Frank waited for a moment, wondering if the butcher really meant to buy a book, or if he was only fooling.

“I have a family doctor book and one on cattle and poultry, and their diseases,” he went on, opening his case.

“Vot is dot?” The butcher stopped chopping meat and stared at him.

Frank repeated what he had said, and showed the books. The fat butcher commenced to laugh.

“I ton’t want me dose pooks,” he said. “I ton’t read English; I read Cherman. I dink me you got some plank pooks to sell. I vant a plank book to write down orders in. See, like dis,” and he held up a counter book.

He was so good-natured that Frank had to laugh with him. “I see,” he said and packed up his books again. “When I am selling blank books I’ll come around and see you.” He walked to the door, and then came back. “What do you pay for such a book as that?”

“Dwenty cents.”

“Could you use half a dozen of them if I got them for you?”

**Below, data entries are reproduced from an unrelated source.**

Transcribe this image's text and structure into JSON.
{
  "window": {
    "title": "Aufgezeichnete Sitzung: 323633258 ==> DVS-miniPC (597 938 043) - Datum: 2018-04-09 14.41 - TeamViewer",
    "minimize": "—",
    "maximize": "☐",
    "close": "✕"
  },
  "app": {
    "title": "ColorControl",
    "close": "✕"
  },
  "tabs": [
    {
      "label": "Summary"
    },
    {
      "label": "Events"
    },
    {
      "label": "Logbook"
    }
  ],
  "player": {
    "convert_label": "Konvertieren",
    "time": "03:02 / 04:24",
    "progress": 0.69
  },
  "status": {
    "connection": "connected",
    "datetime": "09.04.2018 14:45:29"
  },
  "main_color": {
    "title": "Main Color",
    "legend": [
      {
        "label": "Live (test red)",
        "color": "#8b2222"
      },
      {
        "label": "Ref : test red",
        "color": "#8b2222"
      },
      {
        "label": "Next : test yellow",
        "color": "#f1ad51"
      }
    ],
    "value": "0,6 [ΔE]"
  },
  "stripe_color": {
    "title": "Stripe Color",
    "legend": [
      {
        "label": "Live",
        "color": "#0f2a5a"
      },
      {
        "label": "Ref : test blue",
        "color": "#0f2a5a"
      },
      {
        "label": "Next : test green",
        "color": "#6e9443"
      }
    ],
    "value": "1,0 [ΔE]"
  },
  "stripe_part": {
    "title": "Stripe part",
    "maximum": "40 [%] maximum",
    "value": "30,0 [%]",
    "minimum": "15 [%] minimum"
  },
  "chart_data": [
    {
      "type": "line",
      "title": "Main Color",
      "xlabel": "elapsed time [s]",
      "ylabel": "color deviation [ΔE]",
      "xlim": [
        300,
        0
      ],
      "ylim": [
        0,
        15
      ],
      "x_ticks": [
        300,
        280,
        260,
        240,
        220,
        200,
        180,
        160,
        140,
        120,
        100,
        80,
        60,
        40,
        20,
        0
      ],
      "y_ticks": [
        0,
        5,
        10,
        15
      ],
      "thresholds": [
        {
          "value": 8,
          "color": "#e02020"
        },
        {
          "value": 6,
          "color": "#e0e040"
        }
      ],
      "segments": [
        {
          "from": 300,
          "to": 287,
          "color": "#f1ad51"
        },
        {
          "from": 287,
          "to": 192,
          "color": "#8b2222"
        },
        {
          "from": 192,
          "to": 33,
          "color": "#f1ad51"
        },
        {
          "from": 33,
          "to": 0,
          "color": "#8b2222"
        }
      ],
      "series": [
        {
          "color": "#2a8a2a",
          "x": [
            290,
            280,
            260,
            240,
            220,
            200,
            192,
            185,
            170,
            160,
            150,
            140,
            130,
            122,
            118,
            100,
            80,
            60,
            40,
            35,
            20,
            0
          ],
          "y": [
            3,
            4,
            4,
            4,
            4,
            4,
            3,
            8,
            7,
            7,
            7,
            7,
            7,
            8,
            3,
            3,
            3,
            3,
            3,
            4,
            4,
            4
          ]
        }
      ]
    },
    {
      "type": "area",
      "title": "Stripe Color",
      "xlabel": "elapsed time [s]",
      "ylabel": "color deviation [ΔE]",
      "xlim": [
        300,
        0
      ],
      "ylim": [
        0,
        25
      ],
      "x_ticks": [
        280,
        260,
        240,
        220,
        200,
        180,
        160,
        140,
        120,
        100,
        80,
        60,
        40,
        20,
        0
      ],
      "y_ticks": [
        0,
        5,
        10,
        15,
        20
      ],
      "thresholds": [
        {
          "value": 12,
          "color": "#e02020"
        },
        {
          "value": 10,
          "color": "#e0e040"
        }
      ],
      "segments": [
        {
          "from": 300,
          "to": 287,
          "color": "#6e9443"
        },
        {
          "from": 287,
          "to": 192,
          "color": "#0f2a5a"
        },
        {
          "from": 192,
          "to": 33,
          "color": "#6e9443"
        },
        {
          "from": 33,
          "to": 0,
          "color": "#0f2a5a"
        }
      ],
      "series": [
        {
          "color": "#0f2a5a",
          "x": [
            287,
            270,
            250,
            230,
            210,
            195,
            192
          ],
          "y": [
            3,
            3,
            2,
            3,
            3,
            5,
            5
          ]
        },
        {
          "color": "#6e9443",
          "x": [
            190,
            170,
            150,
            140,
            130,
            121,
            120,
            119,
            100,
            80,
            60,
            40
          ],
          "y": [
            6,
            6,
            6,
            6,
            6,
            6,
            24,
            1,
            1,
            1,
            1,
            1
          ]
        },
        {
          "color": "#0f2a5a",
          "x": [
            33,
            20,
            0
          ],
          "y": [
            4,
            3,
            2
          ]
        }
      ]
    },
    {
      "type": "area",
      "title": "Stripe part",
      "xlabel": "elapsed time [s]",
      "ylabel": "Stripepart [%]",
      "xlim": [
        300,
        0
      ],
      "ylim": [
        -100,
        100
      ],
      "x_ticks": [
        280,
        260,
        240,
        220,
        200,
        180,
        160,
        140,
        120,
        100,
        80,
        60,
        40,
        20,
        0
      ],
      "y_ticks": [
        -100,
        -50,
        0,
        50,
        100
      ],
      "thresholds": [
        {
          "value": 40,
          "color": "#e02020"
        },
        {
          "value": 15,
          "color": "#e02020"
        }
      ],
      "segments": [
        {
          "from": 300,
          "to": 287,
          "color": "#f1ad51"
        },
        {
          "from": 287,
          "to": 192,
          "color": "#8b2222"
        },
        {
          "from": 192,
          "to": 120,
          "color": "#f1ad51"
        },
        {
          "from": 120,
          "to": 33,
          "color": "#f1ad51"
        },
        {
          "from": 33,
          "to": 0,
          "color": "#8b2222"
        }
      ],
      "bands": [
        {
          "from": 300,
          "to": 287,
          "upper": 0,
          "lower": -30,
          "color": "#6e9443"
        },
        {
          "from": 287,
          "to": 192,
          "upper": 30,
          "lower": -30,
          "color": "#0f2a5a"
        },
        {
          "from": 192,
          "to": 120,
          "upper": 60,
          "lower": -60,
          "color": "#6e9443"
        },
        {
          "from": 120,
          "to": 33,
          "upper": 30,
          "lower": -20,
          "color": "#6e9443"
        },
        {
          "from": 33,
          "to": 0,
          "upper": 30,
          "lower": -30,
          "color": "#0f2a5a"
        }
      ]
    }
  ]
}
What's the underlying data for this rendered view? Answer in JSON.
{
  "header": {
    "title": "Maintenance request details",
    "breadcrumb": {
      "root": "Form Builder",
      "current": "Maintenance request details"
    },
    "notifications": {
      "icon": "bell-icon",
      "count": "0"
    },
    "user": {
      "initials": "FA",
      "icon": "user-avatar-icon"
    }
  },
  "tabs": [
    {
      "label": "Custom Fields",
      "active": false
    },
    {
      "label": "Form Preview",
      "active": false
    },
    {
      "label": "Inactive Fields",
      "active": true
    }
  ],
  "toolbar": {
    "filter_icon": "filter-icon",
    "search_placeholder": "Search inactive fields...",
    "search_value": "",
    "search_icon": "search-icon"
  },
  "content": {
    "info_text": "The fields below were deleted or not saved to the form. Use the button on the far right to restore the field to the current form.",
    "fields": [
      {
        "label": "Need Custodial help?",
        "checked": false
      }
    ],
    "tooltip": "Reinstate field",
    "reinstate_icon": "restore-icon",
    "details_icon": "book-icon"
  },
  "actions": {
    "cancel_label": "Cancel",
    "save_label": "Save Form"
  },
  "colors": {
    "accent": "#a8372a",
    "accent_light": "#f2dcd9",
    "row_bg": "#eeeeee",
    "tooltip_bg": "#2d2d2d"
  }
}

“Yah, I dake a dozen, den I got pooks enough for a long dimes.”

“All right, I’ll get you a dozen next week,” and Frank put the order on a blank sheet of paper he carried. At a wholesale stationer’s place in New York he had seen such books in the window at a dollar and a quarter a dozen. He knew he could send the money for them and have them shipped to him by freight at a cost of not more than twenty or thirty cents.